The present study also showed that TLR4 and IL-1β exhibited down-regulated levels of expression after MyD88 gene expression was knocked down, whereas there was no significant change in the expression of CD14, IFN-α and TNF-α mRNA transcripts. And the results of protein expression verified the accuracy of the mRNA expression level. Changes in levels of MyD88 expression can affect both the expression of pathways downstream of IL-1β, but also affect the expression of genes upstream of TLR4, indicating that MyD88 is a key adaptor molecule in TLR/IL-1R signalling pathways. It may also contribute to immune regulation through interactions with key genes involved in the immune response pathway that are activated by stimulation with various pathogens. There were no significant changes in the expression levels of CD14, IFN-α or TNF-α, indicating that the down-regulation of MyD88 did not cause widespread changes in all of the genes involved in these pathways, and these differences in altered expression levels may be related to MyD88-dependent compared with MyD88-independent pathways involved in the TLR/IL-1R signalling pathway. TRIF (TIR-domain-containing adaptor inducing interferon-β), TRAM (TRIF-related adaptor molecule) and TIRAP/Mal (TIR-domain-containing adaptor protein, MyD88-adaptor-like) also play important roles in MyD88-independent signalling pathways and utilize a TIR domain [25,26].

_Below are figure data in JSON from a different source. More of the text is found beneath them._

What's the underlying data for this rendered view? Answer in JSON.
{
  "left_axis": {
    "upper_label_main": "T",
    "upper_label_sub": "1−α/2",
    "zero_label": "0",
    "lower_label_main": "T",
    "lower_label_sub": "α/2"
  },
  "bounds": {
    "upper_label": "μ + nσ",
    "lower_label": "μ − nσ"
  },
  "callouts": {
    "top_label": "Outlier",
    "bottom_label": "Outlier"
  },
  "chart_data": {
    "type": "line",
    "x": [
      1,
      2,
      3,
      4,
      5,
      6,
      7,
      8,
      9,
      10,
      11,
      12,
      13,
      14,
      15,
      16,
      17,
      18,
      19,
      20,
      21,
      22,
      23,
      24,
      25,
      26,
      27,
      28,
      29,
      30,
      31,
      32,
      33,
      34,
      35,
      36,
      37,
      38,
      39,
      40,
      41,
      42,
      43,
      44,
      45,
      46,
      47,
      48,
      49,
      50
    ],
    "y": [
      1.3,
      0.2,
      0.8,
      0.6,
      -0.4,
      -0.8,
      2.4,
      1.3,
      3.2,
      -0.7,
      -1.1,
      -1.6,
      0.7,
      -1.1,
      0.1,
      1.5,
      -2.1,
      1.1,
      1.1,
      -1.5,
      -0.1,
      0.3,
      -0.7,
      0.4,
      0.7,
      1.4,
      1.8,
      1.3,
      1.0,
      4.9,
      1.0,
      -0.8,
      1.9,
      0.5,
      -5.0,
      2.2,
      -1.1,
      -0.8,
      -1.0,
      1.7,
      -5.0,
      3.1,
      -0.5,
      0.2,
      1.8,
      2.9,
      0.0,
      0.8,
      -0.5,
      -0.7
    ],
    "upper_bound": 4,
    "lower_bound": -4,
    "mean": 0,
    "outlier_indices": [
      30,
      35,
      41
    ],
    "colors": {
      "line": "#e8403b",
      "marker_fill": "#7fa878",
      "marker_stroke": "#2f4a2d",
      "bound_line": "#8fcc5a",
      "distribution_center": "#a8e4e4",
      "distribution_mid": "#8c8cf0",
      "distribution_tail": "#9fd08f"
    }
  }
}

ELISA findings showed that among seven different proinflammatory cytokines, only levels of IL-8 significantly increased, whereas there were no significant changes in the levels of the other cytokines when cells were not induced by LPS. However, the level of IL-1β, TNF-α, IL-6, IL-8 and IL-12 of Blank and NC group up-regulated more significantly than RNAi group when cells were induced by LPS for 6 h. These results revealed that the immune signalling pathways were in a relatively silent state under normal physiological conditions, for which the levels of proinflammatory cytokines were low and relatively stable. When cells were stimulated by LPS, the immune signalling pathways were activated and triggered up-regulation of downstream proinflammatory cytokines, which finally caused inflammatory response. IL-1β, TNF-α, IL-6, IL-8 and IL-12 are important proinflammatory cytokines that can be released after NF-κB activation by the TLR4 signalling pathway, the down-regulation of these cytokines illustrated that the MyD88 silencing could reduce the TLR4 signal transduction that inhibited the release of proinflammatory cytokines and finally leaded to immunosuppression [27]. IL-8 belongs to the C-X-C subfamily and can simultaneously act as a proinflammatory cytokine and chemokine to activate neutrophils, chemotactic T cells and basophils and also plays an important regulatory role in inflammatory and immune processes [28-30]. Compared the level of IL-8 under the different treatments with LPS induce or not, we speculated that the significant up-regulation of IL-8 without LPS induce in cell culture supernatants was not caused by MyD88-dependent signalling pathway because the level of RNAi group up-regulated less significantly than Blank and NC group when cells were induced by LPS, which suggested that the interference of MyD88 gene could inhibit the release of IL-8. Further detection and analysis can be conducted for the mechanism of MyD88-independent signalling pathway up-regulating the level of IL-8.